Whether plaintiff sought medical care at the scene of the action is disputed, but ultimately not material. Defendants argue there is no Eighth Amendment violation because plaintiff received medical attention for his complaint of mild lower back discomfort when he arrived back at DVI, at 5:40 p.m. Johnson Decl., Ex. B (medical report of injury indicating "time seen" as 1740). Plaintiff has presented nothing suggesting the delay of approximately an hour and a half had any impact on the course of treatment for his injury; nothing in the record shows there would have been a significantly different outcome had plaintiff been treated at 4:00 p.m. rather than at 5:40 p.m. or that his condition was exacerbated by the delay. This aspect of plaintiff's claim also does not state an Eighth Amendment violation. Wood v. Housewright, 900 F.2d 1332, 1335 (9th Cir. 1990) (several day delay in fixing broken pin in shoulder not an Eighth Amendment violation "considering that the only remedy immediately available was a prescription for painkillers").
The infliction of pain may constitute an Eighth Amendment violation even if a delay in treatment does not impact further treatment.

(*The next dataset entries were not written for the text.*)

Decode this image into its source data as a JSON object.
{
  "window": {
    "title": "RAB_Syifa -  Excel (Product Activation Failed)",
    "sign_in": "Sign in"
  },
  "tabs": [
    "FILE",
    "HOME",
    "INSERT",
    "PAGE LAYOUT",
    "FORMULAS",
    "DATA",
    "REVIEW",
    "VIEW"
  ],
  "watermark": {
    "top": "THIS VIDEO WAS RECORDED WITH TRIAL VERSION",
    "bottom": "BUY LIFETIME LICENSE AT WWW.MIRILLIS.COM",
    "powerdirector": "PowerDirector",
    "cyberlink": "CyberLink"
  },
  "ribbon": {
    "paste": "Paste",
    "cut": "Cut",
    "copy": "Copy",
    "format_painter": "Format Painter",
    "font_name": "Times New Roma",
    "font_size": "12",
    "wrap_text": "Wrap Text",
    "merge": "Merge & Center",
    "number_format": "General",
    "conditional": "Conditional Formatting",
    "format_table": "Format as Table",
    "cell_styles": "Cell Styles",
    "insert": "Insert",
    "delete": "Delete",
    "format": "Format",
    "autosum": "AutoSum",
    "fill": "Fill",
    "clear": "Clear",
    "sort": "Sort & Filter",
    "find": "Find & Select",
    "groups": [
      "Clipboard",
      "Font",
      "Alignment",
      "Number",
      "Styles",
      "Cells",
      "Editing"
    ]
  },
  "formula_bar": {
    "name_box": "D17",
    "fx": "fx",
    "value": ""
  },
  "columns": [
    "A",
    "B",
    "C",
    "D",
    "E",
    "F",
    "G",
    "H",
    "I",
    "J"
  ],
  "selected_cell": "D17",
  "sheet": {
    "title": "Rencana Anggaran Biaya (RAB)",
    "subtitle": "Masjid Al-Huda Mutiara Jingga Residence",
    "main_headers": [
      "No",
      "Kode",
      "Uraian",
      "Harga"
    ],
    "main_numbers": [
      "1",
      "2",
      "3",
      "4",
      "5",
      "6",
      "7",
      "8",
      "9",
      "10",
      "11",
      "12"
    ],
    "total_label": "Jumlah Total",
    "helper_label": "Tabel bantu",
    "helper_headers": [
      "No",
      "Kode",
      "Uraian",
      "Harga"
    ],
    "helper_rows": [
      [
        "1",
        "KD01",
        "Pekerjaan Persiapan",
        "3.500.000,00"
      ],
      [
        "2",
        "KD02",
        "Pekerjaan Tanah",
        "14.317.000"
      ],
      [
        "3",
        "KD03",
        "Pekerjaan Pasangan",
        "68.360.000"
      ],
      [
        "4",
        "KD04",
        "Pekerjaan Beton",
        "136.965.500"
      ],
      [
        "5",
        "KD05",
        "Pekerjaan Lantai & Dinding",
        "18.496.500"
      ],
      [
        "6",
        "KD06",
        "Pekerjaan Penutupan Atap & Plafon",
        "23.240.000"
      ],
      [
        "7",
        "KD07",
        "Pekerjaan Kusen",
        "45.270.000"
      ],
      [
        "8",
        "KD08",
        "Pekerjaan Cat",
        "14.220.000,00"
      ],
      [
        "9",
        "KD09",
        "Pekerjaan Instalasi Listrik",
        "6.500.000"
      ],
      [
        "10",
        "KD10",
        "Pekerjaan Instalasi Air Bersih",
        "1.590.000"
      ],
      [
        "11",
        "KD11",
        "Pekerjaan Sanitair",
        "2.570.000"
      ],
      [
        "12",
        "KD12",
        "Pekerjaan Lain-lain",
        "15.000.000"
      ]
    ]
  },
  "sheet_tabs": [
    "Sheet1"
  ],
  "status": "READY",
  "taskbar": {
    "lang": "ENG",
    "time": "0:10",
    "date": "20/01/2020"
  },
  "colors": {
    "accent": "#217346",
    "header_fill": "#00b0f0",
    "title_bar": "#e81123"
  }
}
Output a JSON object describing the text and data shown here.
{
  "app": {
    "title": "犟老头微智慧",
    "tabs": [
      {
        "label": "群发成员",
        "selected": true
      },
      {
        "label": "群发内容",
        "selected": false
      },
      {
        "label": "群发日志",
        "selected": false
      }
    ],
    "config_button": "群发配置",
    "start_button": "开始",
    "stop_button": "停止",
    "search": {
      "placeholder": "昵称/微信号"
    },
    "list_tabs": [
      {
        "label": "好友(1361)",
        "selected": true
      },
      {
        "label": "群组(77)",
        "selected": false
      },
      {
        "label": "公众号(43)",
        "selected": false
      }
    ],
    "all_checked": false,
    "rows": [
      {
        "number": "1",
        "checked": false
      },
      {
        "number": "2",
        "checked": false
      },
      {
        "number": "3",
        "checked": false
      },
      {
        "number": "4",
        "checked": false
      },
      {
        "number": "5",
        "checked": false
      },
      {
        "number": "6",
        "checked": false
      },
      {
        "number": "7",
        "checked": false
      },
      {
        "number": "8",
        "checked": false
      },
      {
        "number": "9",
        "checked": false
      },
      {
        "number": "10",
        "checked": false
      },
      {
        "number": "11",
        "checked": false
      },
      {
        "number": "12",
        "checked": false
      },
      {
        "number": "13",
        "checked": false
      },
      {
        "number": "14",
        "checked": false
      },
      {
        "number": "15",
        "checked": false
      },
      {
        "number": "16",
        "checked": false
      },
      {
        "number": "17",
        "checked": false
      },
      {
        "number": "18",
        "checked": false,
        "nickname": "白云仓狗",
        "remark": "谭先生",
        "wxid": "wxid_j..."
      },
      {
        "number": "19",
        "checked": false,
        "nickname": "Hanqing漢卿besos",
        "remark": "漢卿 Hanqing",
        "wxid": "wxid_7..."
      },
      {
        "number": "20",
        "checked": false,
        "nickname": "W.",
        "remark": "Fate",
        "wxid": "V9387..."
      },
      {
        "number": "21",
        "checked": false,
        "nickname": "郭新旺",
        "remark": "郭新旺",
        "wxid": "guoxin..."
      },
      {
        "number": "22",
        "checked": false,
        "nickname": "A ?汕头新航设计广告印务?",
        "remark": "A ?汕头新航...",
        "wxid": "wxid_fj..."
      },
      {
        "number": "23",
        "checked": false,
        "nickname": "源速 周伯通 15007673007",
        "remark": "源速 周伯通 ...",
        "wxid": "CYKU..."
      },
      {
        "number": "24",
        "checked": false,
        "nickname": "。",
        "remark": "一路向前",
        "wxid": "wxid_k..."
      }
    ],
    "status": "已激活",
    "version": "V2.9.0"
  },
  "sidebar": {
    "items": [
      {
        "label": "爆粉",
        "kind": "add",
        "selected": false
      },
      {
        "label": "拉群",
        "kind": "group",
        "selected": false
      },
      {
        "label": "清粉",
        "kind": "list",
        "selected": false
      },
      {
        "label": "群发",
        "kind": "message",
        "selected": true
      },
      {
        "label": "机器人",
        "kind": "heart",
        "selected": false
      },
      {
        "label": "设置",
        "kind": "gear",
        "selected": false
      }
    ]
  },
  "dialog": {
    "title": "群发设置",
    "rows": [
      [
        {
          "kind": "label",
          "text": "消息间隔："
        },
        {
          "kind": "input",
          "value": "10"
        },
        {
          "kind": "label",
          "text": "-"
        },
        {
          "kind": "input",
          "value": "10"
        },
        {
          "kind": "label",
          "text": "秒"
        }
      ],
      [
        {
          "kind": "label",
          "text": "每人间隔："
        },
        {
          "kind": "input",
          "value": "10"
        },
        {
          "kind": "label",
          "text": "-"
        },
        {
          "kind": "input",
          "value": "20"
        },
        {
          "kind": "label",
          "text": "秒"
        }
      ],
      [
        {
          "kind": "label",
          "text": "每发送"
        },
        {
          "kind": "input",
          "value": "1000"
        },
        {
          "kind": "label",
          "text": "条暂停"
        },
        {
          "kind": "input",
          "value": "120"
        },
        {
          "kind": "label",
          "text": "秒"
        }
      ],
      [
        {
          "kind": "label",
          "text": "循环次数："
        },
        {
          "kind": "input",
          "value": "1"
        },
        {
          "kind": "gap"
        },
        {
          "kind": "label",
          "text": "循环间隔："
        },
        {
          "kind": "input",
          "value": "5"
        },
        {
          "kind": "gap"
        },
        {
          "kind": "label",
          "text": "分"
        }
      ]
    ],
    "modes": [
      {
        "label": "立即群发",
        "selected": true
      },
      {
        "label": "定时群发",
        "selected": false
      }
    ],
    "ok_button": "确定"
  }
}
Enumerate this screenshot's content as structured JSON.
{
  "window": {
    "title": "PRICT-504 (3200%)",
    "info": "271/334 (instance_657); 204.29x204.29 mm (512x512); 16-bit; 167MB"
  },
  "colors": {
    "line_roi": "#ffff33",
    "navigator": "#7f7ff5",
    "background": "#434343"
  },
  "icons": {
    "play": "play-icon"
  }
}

McGuckin, 974 F.2d at 1060; Gutierrez v. Peters, 111 F.3d 1364, 1372 (7th Cir. 1997) ("delays in treating painful medical conditions that are not life-threatening can support Eighth Amendment claims"); Brown v. Hughes, 894 F.2d 1533 (11th Cir. 1990) (six hour delay in treating painful broken foot states an Eighth Amendment claim). Without downplaying the pain that plaintiff may have suffered, the court cannot find the delay of less than two hours -- a period of time anyone might have to wait in an emergency room for treatment of back pain stemming from an accident -- sufficiently long so as to require a jury's resolution of plaintiff's Eighth Amendment claim.
IT IS HEREBY RECOMMENDED that defendants' motion for summary judgment (docket no. 58) be granted and judgment be entered in defendants' favor.
These findings and recommendations are submitted to the United States District Judge assigned to the case, pursuant to the provisions of 28 U.S.C. § 636(b)(l). Within twenty days after being served with these findings and recommendations, any party may file written objections with the court and serve a copy on all parties. Such a document should be captioned "Objections to Magistrate Judge's Findings and Recommendations." Any reply to the objections shall be served and filed within ten days after service of the objections. The parties are advised that failure to file objections within the specified time may waive the right to appeal the District Court's order. Martinez v. Ylst, 951 F.2d 1153 (9th Cir. 1991).